No Egito, instaurou-se uma Junta Militar no poder que, após o fechar o Parlamento, anunciou que irá realizar eleições em novembro deste ano. Será? E se isso acontecer, que partigo ou grupo político ganhará as eleições? Temo que esta onda de "democracia" no Egito tenha vida muito curta. Na Tunísia, o governo é instável e o país depende de um novo referendo para constituir um governo legítimo, o que deixa a situação muito semelhante a do Egito.
Na Líbia, o Conselho Nacional de Transição, parece ser composto apenas por opositores políticos, mas quando for necessária a realização de pleitos para a escolha de legítimos representantes do povo, que postura o CNT irá tomar? Será a via democrática ou se tornará um novo poder absoluto, a pretexto da manutenção das "liberdades" adquiridas com a morte de Khadafi? Fica a questão.
Obviamente, um recado está sendo dado aos demais países árabes e nações islâmicas: Seus regimes e ditadores estão sendo vigiados pela população, e a partir de agora, sob ameaça de deposição e até morte, se apertarem demais o punho.
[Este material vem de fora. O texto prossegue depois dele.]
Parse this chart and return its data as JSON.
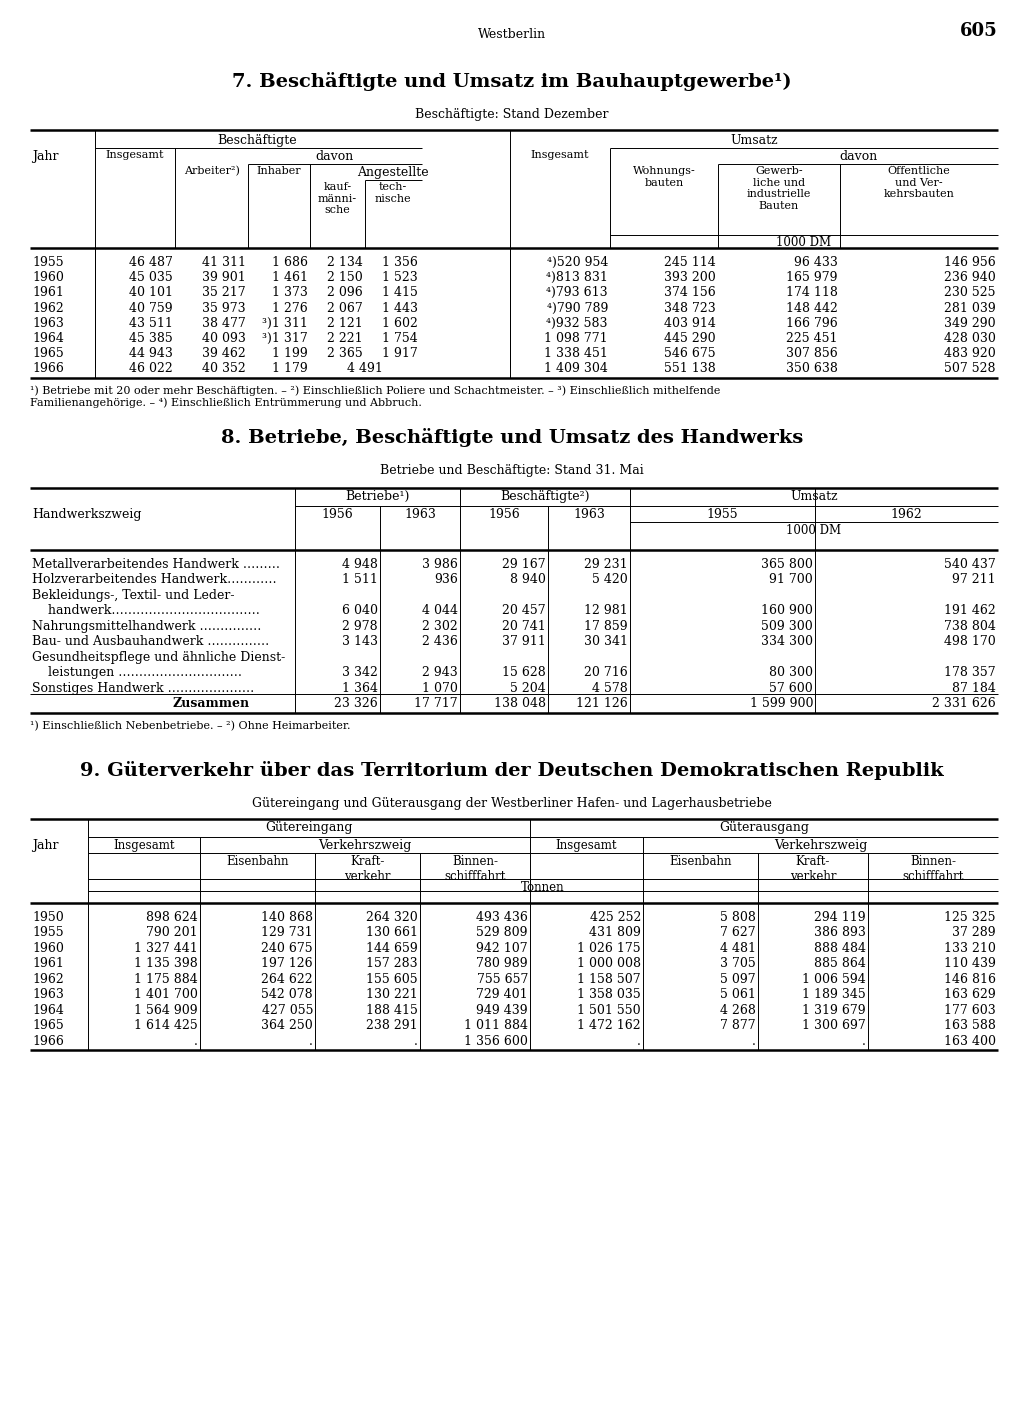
{
  "page_header": "Westberlin",
  "page_number": "605",
  "table7_title": "7. Beschäftigte und Umsatz im Bauhauptgewerbe¹)",
  "table7_subtitle": "Beschäftigte: Stand Dezember",
  "table7_data": [
    [
      "1955",
      "46 487",
      "41 311",
      "1 686",
      "2 134",
      "1 356",
      "⁴)520 954",
      "245 114",
      "96 433",
      "146 956"
    ],
    [
      "1960",
      "45 035",
      "39 901",
      "1 461",
      "2 150",
      "1 523",
      "⁴)813 831",
      "393 200",
      "165 979",
      "236 940"
    ],
    [
      "1961",
      "40 101",
      "35 217",
      "1 373",
      "2 096",
      "1 415",
      "⁴)793 613",
      "374 156",
      "174 118",
      "230 525"
    ],
    [
      "1962",
      "40 759",
      "35 973",
      "1 276",
      "2 067",
      "1 443",
      "⁴)790 789",
      "348 723",
      "148 442",
      "281 039"
    ],
    [
      "1963",
      "43 511",
      "38 477",
      "³)1 311",
      "2 121",
      "1 602",
      "⁴)932 583",
      "403 914",
      "166 796",
      "349 290"
    ],
    [
      "1964",
      "45 385",
      "40 093",
      "³)1 317",
      "2 221",
      "1 754",
      "1 098 771",
      "445 290",
      "225 451",
      "428 030"
    ],
    [
      "1965",
      "44 943",
      "39 462",
      "1 199",
      "2 365",
      "1 917",
      "1 338 451",
      "546 675",
      "307 856",
      "483 920"
    ],
    [
      "1966",
      "46 022",
      "40 352",
      "1 179",
      "4 491",
      "",
      "1 409 304",
      "551 138",
      "350 638",
      "507 528"
    ]
  ],
  "table7_fn": "¹) Betriebe mit 20 oder mehr Beschäftigten. – ²) Einschließlich Poliere und Schachtmeister. – ³) Einschließlich mithelfende\nFamilienangehörige. – ⁴) Einschließlich Entrümmerung und Abbruch.",
  "table8_title": "8. Betriebe, Beschäftigte und Umsatz des Handwerks",
  "table8_subtitle": "Betriebe und Beschäftigte: Stand 31. Mai",
  "table8_data": [
    [
      "Metallverarbeitendes Handwerk ………",
      "4 948",
      "3 986",
      "29 167",
      "29 231",
      "365 800",
      "540 437"
    ],
    [
      "Holzverarbeitendes Handwerk…………",
      "1 511",
      "936",
      "8 940",
      "5 420",
      "91 700",
      "97 211"
    ],
    [
      "Bekleidungs-, Textil- und Leder-",
      "",
      "",
      "",
      "",
      "",
      ""
    ],
    [
      "    handwerk………………………………",
      "6 040",
      "4 044",
      "20 457",
      "12 981",
      "160 900",
      "191 462"
    ],
    [
      "Nahrungsmittelhandwerk ……………",
      "2 978",
      "2 302",
      "20 741",
      "17 859",
      "509 300",
      "738 804"
    ],
    [
      "Bau- und Ausbauhandwerk ……………",
      "3 143",
      "2 436",
      "37 911",
      "30 341",
      "334 300",
      "498 170"
    ],
    [
      "Gesundheitspflege und ähnliche Dienst-",
      "",
      "",
      "",
      "",
      "",
      ""
    ],
    [
      "    leistungen …………………………",
      "3 342",
      "2 943",
      "15 628",
      "20 716",
      "80 300",
      "178 357"
    ],
    [
      "Sonstiges Handwerk …………………",
      "1 364",
      "1 070",
      "5 204",
      "4 578",
      "57 600",
      "87 184"
    ],
    [
      "Zusammen",
      "23 326",
      "17 717",
      "138 048",
      "121 126",
      "1 599 900",
      "2 331 626"
    ]
  ],
  "table8_fn": "¹) Einschließlich Nebenbetriebe. – ²) Ohne Heimarbeiter.",
  "table9_title": "9. Güterverkehr über das Territorium der Deutschen Demokratischen Republik",
  "table9_subtitle": "Gütereingang und Güterausgang der Westberliner Hafen- und Lagerhausbetriebe",
  "table9_data": [
    [
      "1950",
      "898 624",
      "140 868",
      "264 320",
      "493 436",
      "425 252",
      "5 808",
      "294 119",
      "125 325"
    ],
    [
      "1955",
      "790 201",
      "129 731",
      "130 661",
      "529 809",
      "431 809",
      "7 627",
      "386 893",
      "37 289"
    ],
    [
      "1960",
      "1 327 441",
      "240 675",
      "144 659",
      "942 107",
      "1 026 175",
      "4 481",
      "888 484",
      "133 210"
    ],
    [
      "1961",
      "1 135 398",
      "197 126",
      "157 283",
      "780 989",
      "1 000 008",
      "3 705",
      "885 864",
      "110 439"
    ],
    [
      "1962",
      "1 175 884",
      "264 622",
      "155 605",
      "755 657",
      "1 158 507",
      "5 097",
      "1 006 594",
      "146 816"
    ],
    [
      "1963",
      "1 401 700",
      "542 078",
      "130 221",
      "729 401",
      "1 358 035",
      "5 061",
      "1 189 345",
      "163 629"
    ],
    [
      "1964",
      "1 564 909",
      "427 055",
      "188 415",
      "949 439",
      "1 501 550",
      "4 268",
      "1 319 679",
      "177 603"
    ],
    [
      "1965",
      "1 614 425",
      "364 250",
      "238 291",
      "1 011 884",
      "1 472 162",
      "7 877",
      "1 300 697",
      "163 588"
    ],
    [
      "1966",
      ".",
      ".",
      ".",
      "1 356 600",
      ".",
      ".",
      ".",
      "163 400"
    ]
  ]
}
Possivelmente os próximos a reagir com mais violência sejam os sírios, ou quem sabe os iemenitas, pois tanto o presidente sírio, Bashar al-Assad, quanto Ali Abdullah Saleh, do Iêmen, estão com a corda no pescoço, se não atendenderem os desejos de número crescente de manifestantes.
Em prol da democracia, o exemplo de Khadafi pode servir de inspiração para uma escalada de terror contra chefes-de-governo e chefes-de-estado, embora isto ainda seja algo distante de acontecer, apesar de possível. Mas não se deve ignorar que o atual estado de coisas no Oriente Médio e Norte da África possa abrir caminho para ação mais facilitada de extremistas, dos quais podemos esperar alguma ação mais perigosa.
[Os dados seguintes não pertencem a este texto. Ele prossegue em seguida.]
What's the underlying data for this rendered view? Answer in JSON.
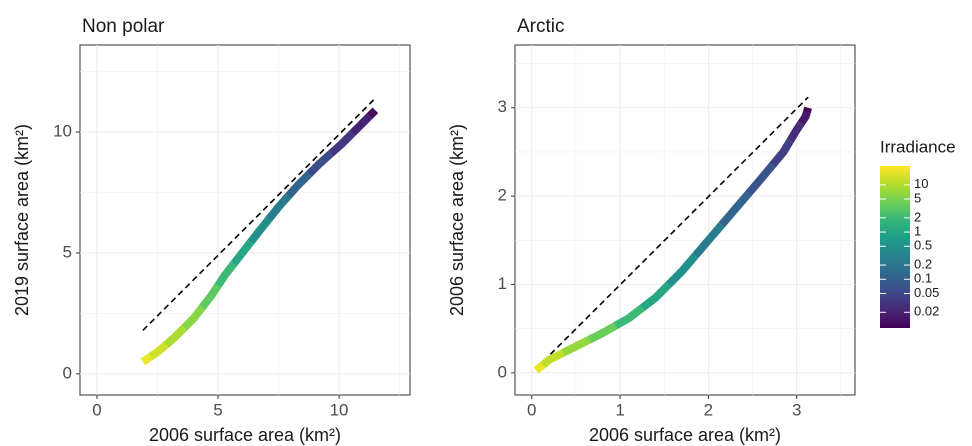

Eu não me empolgaria demais com tais movimentos sociais, pois isso não soa nem um pouco um surto de estilos de governo típicos de democracias ocidentais. É cultural, praticamente, no mundo islâmico, governos absolutos e regimes fortes. Até o Bahrein, que é o estado mais "democrático" do Mundo Árabe, passou pela maré de protestos (os barenitas exigem uma monarquia constitucional parlamentar, igualdade entre xiitas e sunitas e liberdades democráticas).
E neste turbilhão de revoluções, o mais idiota da história tem sido a imprensa internacional, que teima em fingir entender o contexto oriental, e aplaude e exalta as novas vindas do leste como se fossem previsões de futuros governos mais dedicados aos Direitos Humanos e menos inclinados a promover o terror o Ocidente, principalmente contra seu histórico inimigo, Israel. Na mesma esteira de ignorância, vem os políticos, principalmente os da América Latina, que deliram com a idéia de que o diálogo e a boa convivência podem ser políticas facilmente aceitas por nações historicamente valentes e dadas ao conflito armado (o PT que o diga).
Agora, devemos apenas esperar e ver que final se dará na Primavera Árabe, e desejar o melhor. Nunca o pior. O pior sempre foi uma constante, mas o melhor, por mais ilusório que seja, ainda pode realidade, como um feixe de luz solar, passando por entre as nuvens de tempestade sobre os filhos de Ismael.